Subsidiaries v. C.I.R., 926 F.3d 1061, 1075 (9th Cir. 2019) (quoting Chevron,

U.S.A., Inc. v. Nat. Res. Def. Council, Inc., 467 U.S. 837, 843 (1984)).

The regulation excludes collection actions from the definition of

administrative proceedings, which is contrary to the plain language of the statute.

Specifically, the regulation states that “an administrative proceeding does not

include . . . [p]roceedings in connection with collection actions.”

26 C.F.R. § 301.7430-3(a)(4). But that is at odds with the Congressional command.

The statute explicitly allows for award of costs “[i]n any administrative . . .

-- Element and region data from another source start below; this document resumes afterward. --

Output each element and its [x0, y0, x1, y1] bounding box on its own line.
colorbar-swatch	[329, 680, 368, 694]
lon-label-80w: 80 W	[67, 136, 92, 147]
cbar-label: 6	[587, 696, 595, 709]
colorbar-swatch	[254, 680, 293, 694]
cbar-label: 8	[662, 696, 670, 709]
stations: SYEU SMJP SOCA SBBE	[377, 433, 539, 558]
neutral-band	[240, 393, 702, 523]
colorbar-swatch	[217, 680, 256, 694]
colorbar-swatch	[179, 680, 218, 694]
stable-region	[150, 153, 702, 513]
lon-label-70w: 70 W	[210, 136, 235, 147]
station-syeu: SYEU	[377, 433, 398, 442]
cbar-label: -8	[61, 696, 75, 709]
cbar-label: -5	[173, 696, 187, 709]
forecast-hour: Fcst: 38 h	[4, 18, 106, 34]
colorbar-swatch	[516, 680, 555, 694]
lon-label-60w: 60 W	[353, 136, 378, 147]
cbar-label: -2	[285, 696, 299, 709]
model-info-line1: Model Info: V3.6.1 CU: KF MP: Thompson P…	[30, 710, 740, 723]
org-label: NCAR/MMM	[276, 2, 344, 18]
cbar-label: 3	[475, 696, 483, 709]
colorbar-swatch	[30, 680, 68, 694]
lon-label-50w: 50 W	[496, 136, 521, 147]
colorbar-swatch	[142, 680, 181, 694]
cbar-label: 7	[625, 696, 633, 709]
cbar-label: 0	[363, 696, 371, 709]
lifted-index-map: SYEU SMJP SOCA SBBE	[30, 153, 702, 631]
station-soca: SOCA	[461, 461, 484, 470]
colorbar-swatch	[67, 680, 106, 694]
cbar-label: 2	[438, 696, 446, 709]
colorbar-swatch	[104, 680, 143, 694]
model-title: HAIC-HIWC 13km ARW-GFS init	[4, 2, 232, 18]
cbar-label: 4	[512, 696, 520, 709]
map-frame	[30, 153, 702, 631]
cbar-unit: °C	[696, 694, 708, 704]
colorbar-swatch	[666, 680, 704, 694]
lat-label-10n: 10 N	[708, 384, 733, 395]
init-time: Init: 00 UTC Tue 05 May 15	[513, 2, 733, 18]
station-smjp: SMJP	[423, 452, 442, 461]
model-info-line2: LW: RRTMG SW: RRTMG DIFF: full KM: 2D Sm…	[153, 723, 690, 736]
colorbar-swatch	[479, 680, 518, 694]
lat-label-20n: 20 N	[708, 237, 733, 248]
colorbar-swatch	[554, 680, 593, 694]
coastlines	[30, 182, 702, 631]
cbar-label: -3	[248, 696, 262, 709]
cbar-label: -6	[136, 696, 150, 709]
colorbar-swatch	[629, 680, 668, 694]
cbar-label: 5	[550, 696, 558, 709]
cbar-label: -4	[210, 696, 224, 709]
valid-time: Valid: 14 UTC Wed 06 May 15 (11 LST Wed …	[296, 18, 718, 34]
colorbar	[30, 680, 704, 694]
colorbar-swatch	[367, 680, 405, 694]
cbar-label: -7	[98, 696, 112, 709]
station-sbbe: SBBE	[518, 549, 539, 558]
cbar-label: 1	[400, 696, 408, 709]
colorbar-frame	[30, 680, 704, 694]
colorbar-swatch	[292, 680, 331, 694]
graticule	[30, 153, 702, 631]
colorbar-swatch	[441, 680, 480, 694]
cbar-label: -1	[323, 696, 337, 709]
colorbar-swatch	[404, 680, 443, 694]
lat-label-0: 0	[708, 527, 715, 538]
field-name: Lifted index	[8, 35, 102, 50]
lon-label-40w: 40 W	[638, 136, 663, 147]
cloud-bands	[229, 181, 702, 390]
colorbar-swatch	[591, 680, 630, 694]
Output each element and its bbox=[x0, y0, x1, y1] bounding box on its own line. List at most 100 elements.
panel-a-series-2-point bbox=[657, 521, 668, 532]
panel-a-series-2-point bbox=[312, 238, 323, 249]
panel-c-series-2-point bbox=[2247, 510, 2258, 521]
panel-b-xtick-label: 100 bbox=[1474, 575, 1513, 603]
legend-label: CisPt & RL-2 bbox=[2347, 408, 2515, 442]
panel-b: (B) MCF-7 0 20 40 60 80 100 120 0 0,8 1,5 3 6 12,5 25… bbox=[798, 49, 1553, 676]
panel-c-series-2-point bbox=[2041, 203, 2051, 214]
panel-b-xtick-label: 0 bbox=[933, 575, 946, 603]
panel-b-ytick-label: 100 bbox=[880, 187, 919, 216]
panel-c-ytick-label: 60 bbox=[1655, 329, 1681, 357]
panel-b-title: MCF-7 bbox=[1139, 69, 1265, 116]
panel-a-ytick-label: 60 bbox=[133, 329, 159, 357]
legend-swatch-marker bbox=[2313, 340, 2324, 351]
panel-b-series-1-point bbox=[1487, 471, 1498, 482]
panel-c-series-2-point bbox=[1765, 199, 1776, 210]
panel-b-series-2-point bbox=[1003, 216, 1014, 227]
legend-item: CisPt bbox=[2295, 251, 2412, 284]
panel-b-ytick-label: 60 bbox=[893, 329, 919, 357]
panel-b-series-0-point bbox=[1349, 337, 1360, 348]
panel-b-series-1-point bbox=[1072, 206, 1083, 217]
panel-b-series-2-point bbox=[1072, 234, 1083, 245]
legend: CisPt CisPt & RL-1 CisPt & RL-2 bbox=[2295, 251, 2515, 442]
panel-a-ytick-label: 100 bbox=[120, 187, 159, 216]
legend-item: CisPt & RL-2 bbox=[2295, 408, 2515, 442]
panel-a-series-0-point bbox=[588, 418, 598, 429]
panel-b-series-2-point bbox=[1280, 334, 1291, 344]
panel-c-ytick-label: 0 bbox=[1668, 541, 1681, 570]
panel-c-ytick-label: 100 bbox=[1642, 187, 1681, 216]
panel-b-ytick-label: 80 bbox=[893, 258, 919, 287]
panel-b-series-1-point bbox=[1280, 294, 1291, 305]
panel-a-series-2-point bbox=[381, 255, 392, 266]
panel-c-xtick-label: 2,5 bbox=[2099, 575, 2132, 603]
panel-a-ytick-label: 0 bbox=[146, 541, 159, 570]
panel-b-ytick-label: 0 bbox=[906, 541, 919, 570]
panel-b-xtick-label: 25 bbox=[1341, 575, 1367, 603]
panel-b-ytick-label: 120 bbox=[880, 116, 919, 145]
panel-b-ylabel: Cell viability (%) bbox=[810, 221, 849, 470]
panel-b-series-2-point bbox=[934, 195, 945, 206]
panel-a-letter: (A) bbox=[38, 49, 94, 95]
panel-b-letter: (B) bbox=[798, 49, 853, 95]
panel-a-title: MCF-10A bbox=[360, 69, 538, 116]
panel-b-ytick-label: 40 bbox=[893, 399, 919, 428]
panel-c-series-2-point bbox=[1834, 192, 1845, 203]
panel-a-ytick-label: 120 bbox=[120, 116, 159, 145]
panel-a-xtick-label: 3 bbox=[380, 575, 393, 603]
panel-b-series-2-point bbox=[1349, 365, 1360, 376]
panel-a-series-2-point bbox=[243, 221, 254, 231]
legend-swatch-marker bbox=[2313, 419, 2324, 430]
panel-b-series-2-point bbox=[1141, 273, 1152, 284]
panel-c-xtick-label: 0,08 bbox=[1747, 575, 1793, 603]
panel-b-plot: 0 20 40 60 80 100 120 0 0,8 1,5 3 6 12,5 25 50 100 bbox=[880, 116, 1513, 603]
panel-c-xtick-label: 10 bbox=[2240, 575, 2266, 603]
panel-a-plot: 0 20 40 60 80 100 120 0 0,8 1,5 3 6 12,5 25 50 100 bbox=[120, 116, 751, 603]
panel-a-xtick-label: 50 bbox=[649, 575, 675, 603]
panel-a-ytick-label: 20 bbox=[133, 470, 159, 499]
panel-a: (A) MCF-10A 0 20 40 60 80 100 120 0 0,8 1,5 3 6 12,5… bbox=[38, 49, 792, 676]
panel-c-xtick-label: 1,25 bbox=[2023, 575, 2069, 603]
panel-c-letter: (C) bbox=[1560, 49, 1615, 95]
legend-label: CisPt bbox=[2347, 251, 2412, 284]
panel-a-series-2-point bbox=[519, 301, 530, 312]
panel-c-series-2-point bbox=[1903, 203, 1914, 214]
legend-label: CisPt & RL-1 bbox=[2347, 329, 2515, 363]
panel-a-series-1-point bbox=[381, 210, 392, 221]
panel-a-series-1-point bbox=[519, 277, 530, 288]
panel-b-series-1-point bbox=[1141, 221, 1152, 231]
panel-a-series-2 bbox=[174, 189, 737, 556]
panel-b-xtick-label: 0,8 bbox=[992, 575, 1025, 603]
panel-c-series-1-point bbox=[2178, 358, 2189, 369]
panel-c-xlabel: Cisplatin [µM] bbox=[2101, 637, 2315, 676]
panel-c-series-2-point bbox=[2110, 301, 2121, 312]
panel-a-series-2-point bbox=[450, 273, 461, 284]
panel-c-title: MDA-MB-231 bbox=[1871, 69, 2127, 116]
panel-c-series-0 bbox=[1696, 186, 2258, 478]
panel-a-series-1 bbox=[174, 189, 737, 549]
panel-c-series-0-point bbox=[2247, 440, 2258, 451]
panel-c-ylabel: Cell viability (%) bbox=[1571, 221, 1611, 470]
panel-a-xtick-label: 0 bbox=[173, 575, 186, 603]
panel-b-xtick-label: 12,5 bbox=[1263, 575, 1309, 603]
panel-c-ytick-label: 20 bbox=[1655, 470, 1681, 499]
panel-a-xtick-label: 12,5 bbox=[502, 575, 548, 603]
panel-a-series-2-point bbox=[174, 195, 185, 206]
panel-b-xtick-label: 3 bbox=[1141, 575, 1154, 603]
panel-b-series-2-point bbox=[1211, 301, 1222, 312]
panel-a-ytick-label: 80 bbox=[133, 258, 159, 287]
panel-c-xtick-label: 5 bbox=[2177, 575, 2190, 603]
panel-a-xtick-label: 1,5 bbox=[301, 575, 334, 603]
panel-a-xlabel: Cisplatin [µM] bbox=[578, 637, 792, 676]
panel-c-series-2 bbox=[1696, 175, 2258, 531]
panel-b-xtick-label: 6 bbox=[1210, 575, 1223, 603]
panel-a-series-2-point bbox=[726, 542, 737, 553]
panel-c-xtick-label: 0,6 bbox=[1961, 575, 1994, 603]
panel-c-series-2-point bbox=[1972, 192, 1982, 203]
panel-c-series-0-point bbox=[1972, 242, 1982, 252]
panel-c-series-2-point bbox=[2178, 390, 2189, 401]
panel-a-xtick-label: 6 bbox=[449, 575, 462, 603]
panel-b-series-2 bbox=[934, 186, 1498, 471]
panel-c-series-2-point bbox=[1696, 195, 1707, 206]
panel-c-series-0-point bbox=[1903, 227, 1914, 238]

proceeding . . . in connection with the . . . collection . . . of any tax, interest, or

penalty.” 26 U.S.C. § 7430(a). Further, it goes on broadly to define “administrative

proceeding[s]” to include “any procedure or other action before the Internal Revenue

Service.” 26 U.S.C. § 7430(c)(5) (emphasis added). Both the explicit enumeration

and the broad definition indicate that collection actions are administrative

proceedings. In defense of the regulation, the Commissioner claims that because the

hanging paragraph of 26 U.S.C. § 7430(c)(2) precludes the recovery of “reasonable

administrative costs” in collection hearings, it follows that such hearings are not

“administrative proceedings.” See also H.R. Rep. No. 100-1104, pt. 2, at 226 (1988)

(Conf. Rep.) (“Thus, with respect to a collection action, only reasonable litigation

costs are recoverable under this provision.”).

Although I agree with this reading of the hanging paragraph, such argument

disregards the fact that what constitutes an administrative proceeding is relevant, not

only to administrative costs, but to litigation costs as well. Subsection (c)(2) specifies

that accumulation of costs is triggered by the earliest of notice of decision, notice of

deficiency, and letter of proposed deficiency. Because the only document relevant

to collection hearings is the notice of decision—received at the end of such a

hearing—no administrative costs accumulate.

However, by excluding collection hearings from the definition of

administrative proceedings, the Commissioner handicaps taxpayers’ pursuit of

litigation costs. For example, a presumption of no justification attaches if the IRS

“did not follow its applicable published guidance in the administrative proceeding.”

26 U.S.C. § 7430(c)(4)(B)(ii) (emphasis added). In this litigation, the Commissioner

conceded that the IRS failed to observe a published guidance. Nevertheless, while

disputing taxpayers’ entitlement to litigation costs, he argued that no presumption

2 arises because collection actions are not administrative proceedings per

26 C.F.R. § 301.7430-3. Thus, excluding collection hearings from the definition of

administrative proceedings affects not only administrative, but also litigation costs.

Although we did not have to reach the validity of the regulation in resolving

this appeal, I feel compelled to note that 26 C.F.R. § 301.7430-3 is not a reasonable

reading of the statute because it disregards its plain language and affects litigation

costs, in addition to administrative costs.